The value of the peak enhancement factor, γ, alters the bandwidth of a spectrum, with larger values relating to a narrower-banded spectrum. Comparing the responses, it is observed that the value of γ does alter the response. In the Resonance sea state (Figure 6B), γ = 3.3 leads to a larger hinge-angle response than γ = 1 for both NW and MLER. In the 50-year sea state, the opposite is observed, i.e., γ = 1 produces a larger hinge-angle response than γ = 3.3. This is likely due to the energy content at the hinge-angle resonant frequency, which dominates the response as seen in Figures 4A,B (see Section 3.2). More specifically, the energy content in the Resonance sea state is greater for the larger γ value (Figure 4B) due to the narrower bandwidth since the peak coincides with the resonant frequency. Conversely, in the 50-year sea state the spectral peak is at a lower frequency and hence the wider bandwidth generated by γ = 1 leads to a higher energy content at the resonant frequency. Further data for additional sea states and γ values would be beneficial to more fully understand the effect of bandwidth. The present data implies that the preceding waves must be taken into consideration when designing a SDW for extreme events. Taking the Resonance NW as an example, although the main peak of the wave is similar, the preceding waves differ significantly between γ = 1 and γ = 3.3 (Figure 6A). Since the response also differs, it is hypothesised that the preceding waves are responsible for the discrepancy. The floating structure’s response to these preceding waves will affect the relative velocity, position and orientation of the structure when the interaction with the main wave peak occurs, which will consequently alter the response. In short, the present problem contains memory effects which are non-negligible, at least for the present variable.
Considering the mooring load (Figure 7), the trends in the data are generally similar to those observed for the hinge-angle. In the Resonance sea state, the largest waves do not necessarily produce the highest mooring loads. For example, the MLER (γ = 3.3) SDW produces the largest response but the peak surface elevation is significantly lower than the NW SDWs (Figure 7B). However, unlike for the hinge-angle, all of the SDWs based on the 50-year sea state produce significantly larger mooring loads than the Resonance sea state (Figure 7D).
FIGURE 7. Surface elevation (A,C) and mooring load (B,D) time series for each single SDWs: NewWave, γ = 1 (blue solid); MLER, γ = 1 (red solid); NewWave, γ = 3.3 (green dashed); MLER, γ = 3.3 (black dashed). The top row (A,B) presents the Resonance sea state (Tp = 1.1 s, Hs = 0.05 m) and the bottom row (C,D) the 50-year sea state (Tp = 2.2 s, Hs = 0.22 m). Time is relative to the peak wave elevation, tw.
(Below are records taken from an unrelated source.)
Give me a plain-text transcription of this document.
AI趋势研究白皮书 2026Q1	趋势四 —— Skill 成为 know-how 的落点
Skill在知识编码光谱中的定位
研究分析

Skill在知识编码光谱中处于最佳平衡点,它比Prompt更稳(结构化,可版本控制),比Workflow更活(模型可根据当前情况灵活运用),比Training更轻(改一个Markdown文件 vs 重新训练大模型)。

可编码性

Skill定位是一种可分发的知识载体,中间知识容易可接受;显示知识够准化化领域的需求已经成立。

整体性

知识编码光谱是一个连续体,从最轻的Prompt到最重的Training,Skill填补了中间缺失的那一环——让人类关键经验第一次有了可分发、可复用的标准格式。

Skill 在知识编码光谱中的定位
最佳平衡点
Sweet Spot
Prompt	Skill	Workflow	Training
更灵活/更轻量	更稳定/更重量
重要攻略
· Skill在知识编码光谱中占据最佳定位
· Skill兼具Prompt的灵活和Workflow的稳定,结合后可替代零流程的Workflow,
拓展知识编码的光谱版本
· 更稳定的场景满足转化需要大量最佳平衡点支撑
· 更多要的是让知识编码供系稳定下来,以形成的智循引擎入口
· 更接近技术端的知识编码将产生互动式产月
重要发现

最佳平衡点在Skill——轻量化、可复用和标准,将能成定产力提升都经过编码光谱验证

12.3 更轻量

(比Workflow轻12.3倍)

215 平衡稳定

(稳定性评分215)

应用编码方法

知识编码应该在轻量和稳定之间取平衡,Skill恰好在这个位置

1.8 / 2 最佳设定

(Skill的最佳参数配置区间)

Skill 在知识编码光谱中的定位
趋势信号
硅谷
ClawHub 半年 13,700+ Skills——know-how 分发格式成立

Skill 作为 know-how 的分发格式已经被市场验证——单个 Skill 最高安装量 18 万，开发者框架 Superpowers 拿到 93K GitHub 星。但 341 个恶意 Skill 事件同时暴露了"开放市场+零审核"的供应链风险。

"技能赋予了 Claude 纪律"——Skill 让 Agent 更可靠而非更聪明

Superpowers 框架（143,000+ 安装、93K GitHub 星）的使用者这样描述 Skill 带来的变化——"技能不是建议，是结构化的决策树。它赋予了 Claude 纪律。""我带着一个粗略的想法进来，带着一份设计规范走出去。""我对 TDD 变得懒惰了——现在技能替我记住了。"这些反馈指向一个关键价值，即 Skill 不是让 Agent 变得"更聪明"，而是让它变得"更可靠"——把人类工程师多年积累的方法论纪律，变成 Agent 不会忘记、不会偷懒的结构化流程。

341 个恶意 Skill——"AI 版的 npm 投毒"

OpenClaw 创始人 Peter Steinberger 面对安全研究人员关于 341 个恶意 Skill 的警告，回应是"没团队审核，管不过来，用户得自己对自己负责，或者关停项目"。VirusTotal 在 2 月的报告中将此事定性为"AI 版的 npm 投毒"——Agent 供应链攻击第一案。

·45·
5 Constrained short design waves
In the single SDWs (Section 4), it is observed the transient dynamics of the floating structure cannot be neglected when designing SDWs. The response of the structure to the preceding waves will alter the relative velocity, position and orientation of the device at the time of impact with the main wave peak, which consequently affects the response. When attempting to obtain extreme responses, these memory effects significantly increase the parameter space of the problem since each response is also a function of the response to the preceding waves. Since there is an infinite number of possible combinations of preceding waves, this problem lends itself towards a stochastic approach, where the SDW is embedded within a short background sea state (with random phases). This is the subject of the present section.
5.1 Hinge-angle
Figure 8 presents surface elevation (a) and hinge-angle (b) time series for each of the 20 individual CRRW runs (grey solid) for the 50-year sea state (Tp = 2.2 s, Hs = 0.22 m, γ = 3.3). The maximum response for each run is indicated as a red circle, and the range of maximum responses for all runs is indicated by the red shaded region. Consistent with the previous research utilising constrained SDWs (Göteman et al., 2015; Hann et al., 2018), each individual run produces a significantly variation in the hinge-angle response despite having similar wave statistics, with maximum responses ranging from 20.1° to 32.3°. There is also some variation in the peak wave elevation (Figure 8A), but there is no correlation between this and the maximum response as shown in Figure 8C. The large range observed in the hinge-angle data, and lack of correlation with wave height, reinforces the aforementioned point that the response is very sensitive to memory effects in the present application. The MLER result is also provided for reference (green dashed line in Figure 8). It is observed that the MLER is similar to the mean of the individual CRRW runs, which is to be expected since the waves have been conditioned based on the linear RAOs. Consequently, larger values can be achieved using the CRRW approach, although there is an element of risk since it is possible that the extreme responses may be missed due to the stochastic nature of the problem.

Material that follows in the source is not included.